DISTRIKBANTENNEWS.COM, Bogor - Pemerintah Kabupaten Bogor terus berupaya memperkuat pemerataan pembangunan wilayah. Salah satu fokusnya adalah mengembangkan pusat ekonomi baru di kawasan Bogor Timur, dengan Kecamatan Sukamakmur sebagai lokasi strategis.
Pengembangan ini dilakukan karena Indeks Pembangunan Manusia di wilayah Bogor Timur, khususnya Sukamakmur dan Tanjungsari, masih tergolong rendah. Pada tahun 2025, Kecamatan Sukamakmur bahkan menempati urutan ke-39 dari total 40 kecamatan di Kabupaten Bogor.
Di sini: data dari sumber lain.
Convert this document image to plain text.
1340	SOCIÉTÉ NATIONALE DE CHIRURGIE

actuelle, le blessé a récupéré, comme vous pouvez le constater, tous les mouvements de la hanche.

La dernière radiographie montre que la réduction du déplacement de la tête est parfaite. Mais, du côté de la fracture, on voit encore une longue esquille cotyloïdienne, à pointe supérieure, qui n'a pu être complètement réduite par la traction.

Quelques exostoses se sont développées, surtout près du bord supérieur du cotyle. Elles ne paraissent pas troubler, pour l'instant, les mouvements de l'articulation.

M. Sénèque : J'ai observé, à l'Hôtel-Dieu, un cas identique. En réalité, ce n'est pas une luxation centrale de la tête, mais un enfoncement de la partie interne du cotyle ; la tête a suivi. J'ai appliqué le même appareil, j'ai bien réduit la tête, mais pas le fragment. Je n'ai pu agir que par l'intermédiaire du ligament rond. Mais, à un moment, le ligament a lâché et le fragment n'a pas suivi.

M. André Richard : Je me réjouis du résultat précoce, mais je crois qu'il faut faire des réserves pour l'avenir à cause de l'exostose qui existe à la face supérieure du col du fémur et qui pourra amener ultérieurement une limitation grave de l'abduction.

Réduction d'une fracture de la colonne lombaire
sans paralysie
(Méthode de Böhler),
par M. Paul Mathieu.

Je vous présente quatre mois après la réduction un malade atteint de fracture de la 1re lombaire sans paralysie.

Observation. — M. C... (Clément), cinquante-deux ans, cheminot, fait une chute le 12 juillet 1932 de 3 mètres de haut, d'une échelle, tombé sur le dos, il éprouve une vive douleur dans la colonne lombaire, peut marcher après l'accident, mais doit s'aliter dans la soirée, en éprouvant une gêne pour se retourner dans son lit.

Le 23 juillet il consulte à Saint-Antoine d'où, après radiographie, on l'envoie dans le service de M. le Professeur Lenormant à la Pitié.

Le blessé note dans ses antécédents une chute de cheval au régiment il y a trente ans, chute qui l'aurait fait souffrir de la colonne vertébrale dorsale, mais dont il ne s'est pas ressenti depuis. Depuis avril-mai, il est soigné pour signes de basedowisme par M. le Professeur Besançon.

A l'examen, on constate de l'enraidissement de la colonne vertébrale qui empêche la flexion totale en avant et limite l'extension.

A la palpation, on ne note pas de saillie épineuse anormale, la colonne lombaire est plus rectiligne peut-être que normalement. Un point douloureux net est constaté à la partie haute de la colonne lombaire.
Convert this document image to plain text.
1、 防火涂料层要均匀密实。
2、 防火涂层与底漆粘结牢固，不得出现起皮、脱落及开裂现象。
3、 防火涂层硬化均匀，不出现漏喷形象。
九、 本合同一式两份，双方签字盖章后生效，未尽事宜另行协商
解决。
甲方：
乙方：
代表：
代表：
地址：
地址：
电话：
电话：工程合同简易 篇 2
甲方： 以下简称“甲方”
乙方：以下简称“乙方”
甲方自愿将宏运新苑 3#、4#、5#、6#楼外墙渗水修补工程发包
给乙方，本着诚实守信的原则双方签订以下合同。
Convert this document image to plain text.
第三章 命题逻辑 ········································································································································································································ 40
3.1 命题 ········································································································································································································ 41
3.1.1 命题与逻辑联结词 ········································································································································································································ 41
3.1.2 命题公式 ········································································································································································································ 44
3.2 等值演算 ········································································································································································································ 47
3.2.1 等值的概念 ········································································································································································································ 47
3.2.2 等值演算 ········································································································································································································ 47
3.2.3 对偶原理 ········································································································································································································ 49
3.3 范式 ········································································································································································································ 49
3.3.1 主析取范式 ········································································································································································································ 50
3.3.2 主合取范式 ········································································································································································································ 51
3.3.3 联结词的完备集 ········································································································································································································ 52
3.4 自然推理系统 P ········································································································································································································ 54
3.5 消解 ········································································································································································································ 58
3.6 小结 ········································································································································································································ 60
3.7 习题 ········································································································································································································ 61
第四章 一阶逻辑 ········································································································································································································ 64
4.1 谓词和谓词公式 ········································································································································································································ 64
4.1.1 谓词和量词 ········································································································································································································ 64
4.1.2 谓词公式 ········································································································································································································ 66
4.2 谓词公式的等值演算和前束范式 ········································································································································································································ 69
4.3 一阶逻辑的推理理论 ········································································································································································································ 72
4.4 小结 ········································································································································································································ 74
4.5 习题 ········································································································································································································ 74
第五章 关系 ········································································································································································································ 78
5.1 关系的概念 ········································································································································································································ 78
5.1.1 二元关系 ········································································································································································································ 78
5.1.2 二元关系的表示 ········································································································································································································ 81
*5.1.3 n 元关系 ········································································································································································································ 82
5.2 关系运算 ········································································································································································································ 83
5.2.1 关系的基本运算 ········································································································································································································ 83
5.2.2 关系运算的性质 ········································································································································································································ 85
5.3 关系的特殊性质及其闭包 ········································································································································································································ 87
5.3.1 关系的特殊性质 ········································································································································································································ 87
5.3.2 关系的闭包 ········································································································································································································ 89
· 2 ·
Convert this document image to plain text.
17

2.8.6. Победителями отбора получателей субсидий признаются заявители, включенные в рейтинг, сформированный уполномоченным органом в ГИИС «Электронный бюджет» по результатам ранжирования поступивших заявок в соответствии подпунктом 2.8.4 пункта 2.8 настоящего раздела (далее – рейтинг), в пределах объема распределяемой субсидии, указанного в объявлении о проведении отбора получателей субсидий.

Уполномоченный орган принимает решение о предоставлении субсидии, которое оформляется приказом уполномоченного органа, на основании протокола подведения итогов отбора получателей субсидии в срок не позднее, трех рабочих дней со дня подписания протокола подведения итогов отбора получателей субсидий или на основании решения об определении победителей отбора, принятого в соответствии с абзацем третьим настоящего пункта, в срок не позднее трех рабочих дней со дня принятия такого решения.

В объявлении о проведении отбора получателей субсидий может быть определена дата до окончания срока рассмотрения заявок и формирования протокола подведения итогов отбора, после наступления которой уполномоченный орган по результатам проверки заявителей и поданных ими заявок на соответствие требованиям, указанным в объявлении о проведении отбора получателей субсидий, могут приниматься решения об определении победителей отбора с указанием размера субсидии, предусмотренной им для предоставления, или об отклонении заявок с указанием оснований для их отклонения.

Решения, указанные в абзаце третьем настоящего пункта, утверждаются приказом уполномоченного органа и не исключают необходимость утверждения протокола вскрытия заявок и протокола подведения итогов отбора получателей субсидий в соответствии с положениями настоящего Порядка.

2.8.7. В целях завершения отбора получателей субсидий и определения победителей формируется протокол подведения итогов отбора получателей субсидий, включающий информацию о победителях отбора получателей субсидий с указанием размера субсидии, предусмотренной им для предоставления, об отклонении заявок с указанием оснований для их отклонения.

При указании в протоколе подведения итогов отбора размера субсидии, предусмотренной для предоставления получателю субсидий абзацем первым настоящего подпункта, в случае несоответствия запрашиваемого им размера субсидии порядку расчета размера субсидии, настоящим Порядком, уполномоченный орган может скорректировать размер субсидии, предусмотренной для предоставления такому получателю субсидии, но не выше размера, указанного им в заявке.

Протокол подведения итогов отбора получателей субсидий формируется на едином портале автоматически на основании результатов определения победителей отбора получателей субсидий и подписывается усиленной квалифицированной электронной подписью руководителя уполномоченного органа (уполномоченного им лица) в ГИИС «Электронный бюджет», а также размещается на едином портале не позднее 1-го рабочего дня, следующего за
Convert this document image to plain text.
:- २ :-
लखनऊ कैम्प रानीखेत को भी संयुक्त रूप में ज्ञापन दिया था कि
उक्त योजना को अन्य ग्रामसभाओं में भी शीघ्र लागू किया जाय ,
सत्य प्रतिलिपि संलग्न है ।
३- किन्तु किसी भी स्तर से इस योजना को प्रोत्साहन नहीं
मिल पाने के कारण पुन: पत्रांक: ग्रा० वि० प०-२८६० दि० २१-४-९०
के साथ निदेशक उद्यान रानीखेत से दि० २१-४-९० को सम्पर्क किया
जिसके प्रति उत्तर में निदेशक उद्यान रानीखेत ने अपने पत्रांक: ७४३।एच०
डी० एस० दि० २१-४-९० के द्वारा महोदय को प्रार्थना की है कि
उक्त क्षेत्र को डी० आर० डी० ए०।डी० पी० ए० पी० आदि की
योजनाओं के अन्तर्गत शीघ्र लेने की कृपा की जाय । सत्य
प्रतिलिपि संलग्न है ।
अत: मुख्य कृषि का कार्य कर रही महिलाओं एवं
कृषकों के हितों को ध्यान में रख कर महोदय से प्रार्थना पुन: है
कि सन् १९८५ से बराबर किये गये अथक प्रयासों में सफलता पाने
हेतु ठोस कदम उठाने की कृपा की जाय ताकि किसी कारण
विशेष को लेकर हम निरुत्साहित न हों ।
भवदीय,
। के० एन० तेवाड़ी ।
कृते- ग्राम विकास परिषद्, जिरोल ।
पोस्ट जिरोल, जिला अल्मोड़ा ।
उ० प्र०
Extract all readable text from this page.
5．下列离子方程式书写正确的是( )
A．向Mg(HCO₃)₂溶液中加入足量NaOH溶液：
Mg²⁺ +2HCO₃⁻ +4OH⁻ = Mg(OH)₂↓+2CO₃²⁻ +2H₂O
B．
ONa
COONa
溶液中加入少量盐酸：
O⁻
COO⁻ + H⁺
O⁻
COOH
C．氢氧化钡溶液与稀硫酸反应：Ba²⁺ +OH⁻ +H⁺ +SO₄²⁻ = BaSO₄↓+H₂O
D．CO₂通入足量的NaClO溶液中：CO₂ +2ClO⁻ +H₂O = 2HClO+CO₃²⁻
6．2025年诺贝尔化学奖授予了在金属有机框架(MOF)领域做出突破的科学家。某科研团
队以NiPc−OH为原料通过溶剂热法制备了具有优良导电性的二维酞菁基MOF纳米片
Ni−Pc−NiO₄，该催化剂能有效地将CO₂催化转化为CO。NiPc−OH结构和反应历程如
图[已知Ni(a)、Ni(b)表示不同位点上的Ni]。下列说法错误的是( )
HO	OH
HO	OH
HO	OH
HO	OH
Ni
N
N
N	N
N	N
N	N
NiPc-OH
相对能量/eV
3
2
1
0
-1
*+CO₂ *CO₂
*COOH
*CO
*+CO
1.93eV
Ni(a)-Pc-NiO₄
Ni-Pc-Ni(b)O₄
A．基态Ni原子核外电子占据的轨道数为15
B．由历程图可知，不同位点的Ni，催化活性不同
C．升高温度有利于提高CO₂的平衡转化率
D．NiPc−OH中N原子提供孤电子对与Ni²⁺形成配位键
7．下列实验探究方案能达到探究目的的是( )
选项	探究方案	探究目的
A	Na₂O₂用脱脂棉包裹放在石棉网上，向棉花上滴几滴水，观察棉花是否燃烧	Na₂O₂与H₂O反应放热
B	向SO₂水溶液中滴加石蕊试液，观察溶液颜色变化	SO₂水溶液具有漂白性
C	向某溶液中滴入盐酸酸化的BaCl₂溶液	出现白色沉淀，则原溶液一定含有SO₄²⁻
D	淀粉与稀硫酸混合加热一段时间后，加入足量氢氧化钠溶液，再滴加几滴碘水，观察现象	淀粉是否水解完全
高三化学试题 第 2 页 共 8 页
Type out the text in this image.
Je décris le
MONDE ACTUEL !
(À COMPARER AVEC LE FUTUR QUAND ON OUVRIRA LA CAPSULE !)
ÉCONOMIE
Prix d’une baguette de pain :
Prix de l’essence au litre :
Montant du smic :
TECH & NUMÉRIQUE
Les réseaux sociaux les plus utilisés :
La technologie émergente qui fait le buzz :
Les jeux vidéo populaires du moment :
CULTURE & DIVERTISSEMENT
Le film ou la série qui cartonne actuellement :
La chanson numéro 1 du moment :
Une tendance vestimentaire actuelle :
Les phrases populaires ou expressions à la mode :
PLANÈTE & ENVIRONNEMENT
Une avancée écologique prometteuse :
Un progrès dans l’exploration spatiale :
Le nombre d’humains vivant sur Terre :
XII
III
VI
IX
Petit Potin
Kondisi tersebut menunjukkan bahwa akses masyarakat terhadap layanan pendidikan, kesehatan, dan daya beli di wilayah itu masih perlu ditingkatkan. Bupati Bogor Rudy Susmanto menetapkan strategi pembangunan berbasis pusat pertumbuhan baru yang terintegrasi.
Strategi tersebut meliputi penguatan infrastruktur dasar dan konektivitas wilayah. Selain itu, ada pengembangan kawasan ekonomi produktif berbasis potensi lokal, peningkatan akses layanan pendidikan dan kesehatan, serta pemberdayaan ekonomi masyarakat untuk meningkatkan daya beli.
“Strategi ini diarahkan untuk menciptakan efek domino terhadap peningkatan kualitas hidup masyarakat secara menyeluruh di wilayah Bogor Timur,” ungkap Bupati Rudy Susmanto.
Bupati Rudy menambahkan, hadirnya pusat ekonomi baru di Sukamakmur diharapkan mampu mendorong pertumbuhan ekonomi daerah. juga diharapkan dapat meningkatkan Produk Domestik Regional Bruto serta membuka peluang usaha dan lapangan kerja bagi masyarakat setempat.
“Lebih dari itu, pengembangan pusat ekonomi di Sukamakmur juga menjadi bagian strategis dalam mendorong percepatan terwujudnya Calon Daerah Otonomi Baru Bogor Timur,” pungkasnya. Sekretaris Daerah Kabupaten Bogor, Ajat Rochmat Jatnika, mengatakan Pemkab Bogor secara konsisten terus meningkatkan nilai skoring.
Ini merupakan salah satu persyaratan penting dalam pembentukan daerah otonomi baru. Peningkatan nilai skoring dilakukan melalui optimalisasi potensi wilayah serta penguatan dukungan aset daerah.
“Langkah ini merupakan bagian dari strategi besar pembangunan wilayah Bogor Timur,” tutup Ajat Rochmat Jatnika.